零はひなちゃんとあたたかなココアを飲み、棋士仲間と切磋琢磨し、誰も切迫感を出さない。
合間に挿入される宗谷名人の実家エピソードも(よく考えると悲惨だけれど)、ほっこりあたたかな新キャラとお話で誰も傷つかない。
思い立ってその前の巻、15巻を読み返してみたのだけど、もうまったく全然違った。
15巻に多用される「試合中に息が詰まる、おぼれる」といった閉塞感のイメージ、「暗い部屋に飲み込まれる」といった不安と自己の喪失のイメージ。
そのマイナスな状況を、あがいてあがいてもがいてもがいて、血にまみれながら浮上する。今日浮けても明日はわからない、圧倒的なヒリヒリ感。それが私の『3月のライオン』のイメージ。
16巻は、そのイメージを覆すものでした。
でもなんか、私思ったんです。
これって大人になったんじゃないかなって・・・
私事ですが、最近「1960年代スポ根ブーム」を勉強する機会がありました。
特に『あしたのジョー』『巨人の星』といった梶原一騎原作作品を読み、関連資料を読みました。
あれは高度成長期の純文学で、体を痛めつけ、プライドと共に死ななければいけない物語でした。
それはニヒリズムをはらんだムチャクチャかっこいいものではあります。
しかし同時に未来のない、死にに行くだけの物語でもあります。
『3月のライオン』16巻はその選択をしなかった。
桐山零は幸福を知り、死ぬためではなく生きるために棋士をしている。
そういう描写だなあと思いました。
最近なんか見たことあるぞ、と思ったら、これ『シン・エヴァンゲリオン劇場版』観た時と似てます。
エヴァでも20年にわたる劇場版で、一時期はきっと監督自体が死にたい、苦しくて仕方がない映画に仕上がっていました。
でも2021年公開の『シン・エヴァンゲリオン劇場版』で、各登場人物たちは全員がそれなりの納得感のある妥協点を見出し、後ろを振り向かずに去っていきました。
前向きで明るい、生きるためのエンドで、非常に良いものを観たなあと思っています。
で、『3月のライオン』に話を戻すと、「死ぬほど悩んで戦って、いつでも死が背中に迫ってる」みたいな切迫感の出し方、エヴァみたいにもうやめたのかもしれないなって思って。

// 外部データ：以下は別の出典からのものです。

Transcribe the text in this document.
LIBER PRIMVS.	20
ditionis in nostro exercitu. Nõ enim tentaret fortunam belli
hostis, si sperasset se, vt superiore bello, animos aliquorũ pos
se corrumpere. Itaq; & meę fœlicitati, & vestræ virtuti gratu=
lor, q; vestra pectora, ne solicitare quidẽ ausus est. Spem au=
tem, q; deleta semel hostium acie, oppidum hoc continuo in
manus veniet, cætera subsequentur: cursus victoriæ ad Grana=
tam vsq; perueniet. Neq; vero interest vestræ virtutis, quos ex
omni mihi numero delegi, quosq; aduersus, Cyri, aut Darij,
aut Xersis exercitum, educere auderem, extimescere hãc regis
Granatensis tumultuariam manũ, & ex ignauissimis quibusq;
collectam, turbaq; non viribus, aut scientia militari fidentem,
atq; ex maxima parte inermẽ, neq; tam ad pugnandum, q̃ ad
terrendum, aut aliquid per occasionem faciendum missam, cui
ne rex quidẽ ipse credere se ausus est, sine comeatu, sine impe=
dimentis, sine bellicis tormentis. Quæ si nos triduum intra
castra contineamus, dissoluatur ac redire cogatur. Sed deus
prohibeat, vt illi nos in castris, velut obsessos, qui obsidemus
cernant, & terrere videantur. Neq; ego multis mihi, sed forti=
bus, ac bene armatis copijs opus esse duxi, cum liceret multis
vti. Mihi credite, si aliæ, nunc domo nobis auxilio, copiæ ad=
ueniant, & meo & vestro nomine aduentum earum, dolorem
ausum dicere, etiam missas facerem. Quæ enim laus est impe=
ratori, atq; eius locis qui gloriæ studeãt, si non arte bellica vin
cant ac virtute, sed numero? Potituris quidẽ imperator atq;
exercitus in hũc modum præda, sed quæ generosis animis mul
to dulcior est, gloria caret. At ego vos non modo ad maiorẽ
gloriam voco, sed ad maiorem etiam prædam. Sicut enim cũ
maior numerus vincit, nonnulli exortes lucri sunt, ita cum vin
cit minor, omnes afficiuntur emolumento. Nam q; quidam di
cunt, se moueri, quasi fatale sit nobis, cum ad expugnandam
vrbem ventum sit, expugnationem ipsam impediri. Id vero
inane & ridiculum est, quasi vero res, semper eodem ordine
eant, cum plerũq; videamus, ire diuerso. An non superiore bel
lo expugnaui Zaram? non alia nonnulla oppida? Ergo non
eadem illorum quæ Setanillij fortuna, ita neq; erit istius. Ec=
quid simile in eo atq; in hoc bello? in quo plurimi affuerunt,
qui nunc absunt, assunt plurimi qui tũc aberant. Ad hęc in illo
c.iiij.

それは間違いなく『3月のライオン』のアツさだったけど、ひょっとしたらもう戻ってこないんじゃないかなとか。
でも私個人はそれでいい気がしています。
死ぬのはよそう、死ぬのは。やっぱ生きた方がいい。ウン。
あと作品とは関係ないところですが、ひょっとしたらコロナ禍も関係しているかもしれませんね。
世界的な危機感と停滞ムード。
それは気分のいいものではありませんでしたけど、人によってはお休みになったのかもしれません。
将棋で死なんでも、コロナで死ぬかもしれない。
人間、1960年代みたいな上り調子の社会情勢より、今みたいな経済的にも物理的にも死の可能性がある方が、死にに行かないコンテンツになるのかもしれない。
今回はなんとなく、思ったところを書いてみました。
17巻以降はどうなるのかな。次巻が待ち遠しいです。